🤖 AI Summary
This work proposes LatentPre, a novel fairness-aware data preprocessing framework that addresses the significant performance degradation of existing methods under incomplete attribute spaces or missing critical variables. LatentPre is the first to incorporate identifiable latent attributes into fairness preprocessing, employing a tailored Expectation-Maximization (EM) algorithm to estimate missing sensitive or legitimate variables. By operating in an enriched attribute space, the framework effectively disentangles spurious bias from legitimate associations. This approach enables robust data calibration even under imperfect observational conditions, substantially improving the trade-off between fairness and utility across multiple real-world scenarios.

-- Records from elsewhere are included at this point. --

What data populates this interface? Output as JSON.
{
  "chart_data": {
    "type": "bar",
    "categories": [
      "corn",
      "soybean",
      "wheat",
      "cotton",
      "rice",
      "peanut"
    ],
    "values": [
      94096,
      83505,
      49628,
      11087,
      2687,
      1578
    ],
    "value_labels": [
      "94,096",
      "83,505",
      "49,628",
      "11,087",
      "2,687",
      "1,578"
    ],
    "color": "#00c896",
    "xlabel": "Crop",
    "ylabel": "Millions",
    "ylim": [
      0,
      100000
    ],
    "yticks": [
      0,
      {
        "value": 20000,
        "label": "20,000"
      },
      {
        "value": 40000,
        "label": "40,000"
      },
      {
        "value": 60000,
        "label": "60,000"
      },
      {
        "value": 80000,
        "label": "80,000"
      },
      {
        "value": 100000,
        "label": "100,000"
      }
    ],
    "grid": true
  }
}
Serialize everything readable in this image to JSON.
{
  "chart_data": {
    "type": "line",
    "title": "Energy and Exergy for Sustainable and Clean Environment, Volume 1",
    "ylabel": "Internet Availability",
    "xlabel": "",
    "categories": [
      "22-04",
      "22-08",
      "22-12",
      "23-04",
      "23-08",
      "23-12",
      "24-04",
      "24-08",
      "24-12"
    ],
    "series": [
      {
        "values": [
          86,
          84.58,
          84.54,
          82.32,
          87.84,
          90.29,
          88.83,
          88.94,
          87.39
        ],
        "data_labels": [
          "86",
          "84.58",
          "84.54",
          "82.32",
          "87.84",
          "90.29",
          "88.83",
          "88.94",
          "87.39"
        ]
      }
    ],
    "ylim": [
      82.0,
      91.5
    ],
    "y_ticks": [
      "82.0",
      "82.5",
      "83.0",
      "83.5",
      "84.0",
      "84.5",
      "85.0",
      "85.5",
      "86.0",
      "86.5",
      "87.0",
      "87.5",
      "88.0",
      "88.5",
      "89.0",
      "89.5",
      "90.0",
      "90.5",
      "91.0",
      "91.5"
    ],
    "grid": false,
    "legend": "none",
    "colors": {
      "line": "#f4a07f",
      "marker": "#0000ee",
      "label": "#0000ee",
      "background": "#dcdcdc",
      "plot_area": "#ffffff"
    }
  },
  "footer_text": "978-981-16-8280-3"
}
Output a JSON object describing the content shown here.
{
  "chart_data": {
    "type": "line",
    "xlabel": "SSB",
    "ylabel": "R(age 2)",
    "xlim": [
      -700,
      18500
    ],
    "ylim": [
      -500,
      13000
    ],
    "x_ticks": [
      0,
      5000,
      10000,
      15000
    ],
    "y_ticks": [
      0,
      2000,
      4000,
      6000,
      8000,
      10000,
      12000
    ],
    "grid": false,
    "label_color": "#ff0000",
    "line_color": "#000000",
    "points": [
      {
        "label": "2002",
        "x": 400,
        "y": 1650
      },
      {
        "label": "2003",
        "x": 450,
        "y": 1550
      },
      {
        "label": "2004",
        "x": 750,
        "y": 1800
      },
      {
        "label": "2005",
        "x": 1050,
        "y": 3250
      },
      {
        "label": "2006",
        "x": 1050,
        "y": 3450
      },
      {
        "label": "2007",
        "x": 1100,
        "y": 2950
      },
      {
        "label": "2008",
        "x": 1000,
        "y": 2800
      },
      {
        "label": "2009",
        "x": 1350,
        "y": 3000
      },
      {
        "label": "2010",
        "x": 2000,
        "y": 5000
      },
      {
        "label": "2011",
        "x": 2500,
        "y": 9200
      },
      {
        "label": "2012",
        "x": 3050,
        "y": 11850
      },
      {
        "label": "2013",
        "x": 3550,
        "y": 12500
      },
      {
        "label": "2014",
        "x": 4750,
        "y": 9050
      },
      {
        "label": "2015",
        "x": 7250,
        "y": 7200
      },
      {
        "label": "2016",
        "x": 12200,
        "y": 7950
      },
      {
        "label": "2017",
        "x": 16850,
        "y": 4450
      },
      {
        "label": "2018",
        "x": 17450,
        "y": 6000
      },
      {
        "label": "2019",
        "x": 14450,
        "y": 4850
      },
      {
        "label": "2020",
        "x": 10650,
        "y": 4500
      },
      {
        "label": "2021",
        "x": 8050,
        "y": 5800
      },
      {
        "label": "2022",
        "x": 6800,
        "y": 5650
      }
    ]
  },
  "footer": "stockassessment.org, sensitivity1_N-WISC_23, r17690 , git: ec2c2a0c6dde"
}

Consequently, LatentPre enhances the practicality and adaptability of fair data management in settings where key attributes are unobserved or partially available.
📝 Abstract
Fair data pre-processing is a widely used strategy for mitigating bias in machine learning. A promising line of research focuses on calibrating datasets to satisfy a designed fairness policy so that sensitive attributes influence outcomes only through clearly specified legitimate causal pathways. While effective on clean and information-rich data, these methods often break down in real-world scenarios with imperfect attribute spaces, where decision-relevant factors may be deemed unusable or even missing. To address this gap, we propose LatentPre, a novel framework that enables principled and robust fair data processing in practical settings. Instead of relying solely on observed attributes, LatentPre augments the fairness policy with latent attributes that capture essential but subtle signals, enabling the framework to operate as if the attribute space were perfect. These latent attributes are strategically introduced to guarantee identifiability and are estimated using a tailored expectation-maximization paradigm. The raw data is then carefully refined to conform to this latent-augmented policy, effectively removing biased patterns while preserving justifiable ones. Extensive experiments demonstrate that LatentPre consistently achieves strong fairness-utility trade-offs across diverse scenarios, advancing practical fairness-aware data management.